Cardiovascular risk factors of sirolimus compared with cyclosporine: early experience from two randomized trials in renal transplantation

Abstract

Introduction Renal transplant recipients are at a higher risk of cardiovascular events, including death. This paper examines cardiovascular risk factors in two phase II studies comparing cyclosporine (CsA) with sirolimus-based therapy. Methods In two phase II studies, patients ( n = 161) were randomized at the time of transplantation to receive either sirolimus or CsA in triple-therapy regimens with either azathioprine (Study A) or mycophenolate mofetil (Study B), and corticosteroids. Sirolimus whole blood trough levels were targeted to 30 ng/mL for 2 months and 15 ng/mL thereafter. Pooled results of the two studies are reported. Results When patients receiving sirolimus were compared with those receiving CsA, peak cholesterol and trigylcerides at 2 months were markedly and significant higher with sirolimus therapy. The difference between groups decreased thereafter and was not significant from 12 through 24 months. Control of lipid parameters in sirolimus-treated patients was achieved by decreasing the target trough levels after 2 months and by using lipid-lowering agents.
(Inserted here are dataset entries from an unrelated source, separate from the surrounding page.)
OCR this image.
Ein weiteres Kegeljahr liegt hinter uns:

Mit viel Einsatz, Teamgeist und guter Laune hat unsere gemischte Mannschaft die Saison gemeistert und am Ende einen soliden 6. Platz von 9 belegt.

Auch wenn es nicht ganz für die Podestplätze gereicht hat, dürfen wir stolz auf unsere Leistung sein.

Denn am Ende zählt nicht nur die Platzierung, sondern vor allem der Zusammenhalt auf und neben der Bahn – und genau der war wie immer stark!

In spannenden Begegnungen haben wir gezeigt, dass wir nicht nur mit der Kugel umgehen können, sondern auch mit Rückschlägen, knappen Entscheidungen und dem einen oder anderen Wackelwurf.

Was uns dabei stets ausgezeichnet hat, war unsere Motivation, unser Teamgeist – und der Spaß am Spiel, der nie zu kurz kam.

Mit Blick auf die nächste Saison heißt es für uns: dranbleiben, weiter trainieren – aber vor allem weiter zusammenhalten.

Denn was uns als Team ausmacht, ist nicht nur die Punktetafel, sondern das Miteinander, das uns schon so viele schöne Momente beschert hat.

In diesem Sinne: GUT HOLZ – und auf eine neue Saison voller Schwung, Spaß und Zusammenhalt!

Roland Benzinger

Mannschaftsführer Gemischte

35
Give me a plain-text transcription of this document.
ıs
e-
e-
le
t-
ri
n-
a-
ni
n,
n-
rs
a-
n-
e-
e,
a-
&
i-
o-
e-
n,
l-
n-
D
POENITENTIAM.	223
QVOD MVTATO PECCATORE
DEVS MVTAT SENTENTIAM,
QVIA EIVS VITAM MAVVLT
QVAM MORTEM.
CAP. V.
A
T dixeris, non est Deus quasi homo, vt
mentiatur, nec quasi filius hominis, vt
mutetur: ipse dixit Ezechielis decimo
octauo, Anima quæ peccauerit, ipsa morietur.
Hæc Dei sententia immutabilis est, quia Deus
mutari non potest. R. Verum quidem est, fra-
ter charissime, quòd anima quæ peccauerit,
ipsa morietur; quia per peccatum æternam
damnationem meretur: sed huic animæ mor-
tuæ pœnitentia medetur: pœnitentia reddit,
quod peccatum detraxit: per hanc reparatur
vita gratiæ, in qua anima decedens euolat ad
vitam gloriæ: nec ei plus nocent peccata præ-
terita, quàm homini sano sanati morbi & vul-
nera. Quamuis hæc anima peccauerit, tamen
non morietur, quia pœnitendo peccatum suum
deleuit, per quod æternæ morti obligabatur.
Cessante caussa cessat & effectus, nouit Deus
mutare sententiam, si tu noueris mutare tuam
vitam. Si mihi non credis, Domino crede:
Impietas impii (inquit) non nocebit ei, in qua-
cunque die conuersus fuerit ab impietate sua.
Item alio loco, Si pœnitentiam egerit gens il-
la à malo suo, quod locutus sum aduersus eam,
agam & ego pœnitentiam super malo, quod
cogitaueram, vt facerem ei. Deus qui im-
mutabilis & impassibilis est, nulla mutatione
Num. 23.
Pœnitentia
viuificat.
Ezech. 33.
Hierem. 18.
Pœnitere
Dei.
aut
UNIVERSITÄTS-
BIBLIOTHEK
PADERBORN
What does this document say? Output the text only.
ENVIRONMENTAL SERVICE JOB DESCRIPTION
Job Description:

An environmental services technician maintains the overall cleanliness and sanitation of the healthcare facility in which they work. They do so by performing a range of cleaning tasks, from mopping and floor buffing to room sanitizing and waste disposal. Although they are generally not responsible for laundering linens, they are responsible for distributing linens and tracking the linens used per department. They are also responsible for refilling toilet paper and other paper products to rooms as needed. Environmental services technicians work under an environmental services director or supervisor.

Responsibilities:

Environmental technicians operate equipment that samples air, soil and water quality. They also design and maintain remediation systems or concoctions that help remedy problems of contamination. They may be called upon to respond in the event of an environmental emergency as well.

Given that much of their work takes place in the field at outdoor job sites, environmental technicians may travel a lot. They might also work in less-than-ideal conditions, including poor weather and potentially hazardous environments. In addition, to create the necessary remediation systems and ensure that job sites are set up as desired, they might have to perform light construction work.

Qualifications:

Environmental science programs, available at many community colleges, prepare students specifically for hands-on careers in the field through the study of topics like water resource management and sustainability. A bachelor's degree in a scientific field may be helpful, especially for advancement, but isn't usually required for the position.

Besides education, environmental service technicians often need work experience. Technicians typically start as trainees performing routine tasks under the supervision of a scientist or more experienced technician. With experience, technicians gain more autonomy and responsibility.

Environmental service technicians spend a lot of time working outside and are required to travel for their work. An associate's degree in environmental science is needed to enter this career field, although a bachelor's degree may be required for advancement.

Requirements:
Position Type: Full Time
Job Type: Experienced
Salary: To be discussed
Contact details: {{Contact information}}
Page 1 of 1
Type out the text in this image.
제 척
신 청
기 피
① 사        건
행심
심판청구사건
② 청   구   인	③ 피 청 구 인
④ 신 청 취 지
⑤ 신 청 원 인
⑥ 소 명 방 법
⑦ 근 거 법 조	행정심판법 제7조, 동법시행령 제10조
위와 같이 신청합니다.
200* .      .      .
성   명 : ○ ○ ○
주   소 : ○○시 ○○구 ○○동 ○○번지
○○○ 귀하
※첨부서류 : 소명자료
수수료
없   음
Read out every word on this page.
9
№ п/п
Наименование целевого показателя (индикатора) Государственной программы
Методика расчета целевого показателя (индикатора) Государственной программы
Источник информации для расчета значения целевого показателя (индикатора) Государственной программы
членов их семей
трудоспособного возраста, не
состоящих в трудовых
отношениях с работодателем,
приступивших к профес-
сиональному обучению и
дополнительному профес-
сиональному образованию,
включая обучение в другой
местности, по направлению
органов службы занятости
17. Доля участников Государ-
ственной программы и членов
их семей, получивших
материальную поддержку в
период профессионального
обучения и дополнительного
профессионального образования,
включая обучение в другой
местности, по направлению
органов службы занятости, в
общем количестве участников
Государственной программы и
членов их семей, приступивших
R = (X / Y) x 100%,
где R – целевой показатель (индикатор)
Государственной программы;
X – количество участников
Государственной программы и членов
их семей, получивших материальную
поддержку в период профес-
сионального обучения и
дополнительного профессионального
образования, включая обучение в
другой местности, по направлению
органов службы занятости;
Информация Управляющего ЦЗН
Sirolimus-based therapy was associated with a lower incidence of treatment-emergent hypertension (47.5% vs 29.6%, P < .024). At 24 months, the calculated glomerular filtration rate was significantly better with sirolimus (51.3 vs 65.1 mL/min, P < .001). There were no significant differences in the incidences of diabetes or death due to cardiovascular events. Conclusion Patients receiving sirolimus experience an initial increase in lipid levels, but these effects are manageable with the use of lipid-lowering agents. Hypertension was less frequent and renal function was improved with CsA-free, sirolimus-based therapy. Based on this early experience, overall cardiovascular risk does not appear to be increased with sirolimus-based compared with CsA-based therapy.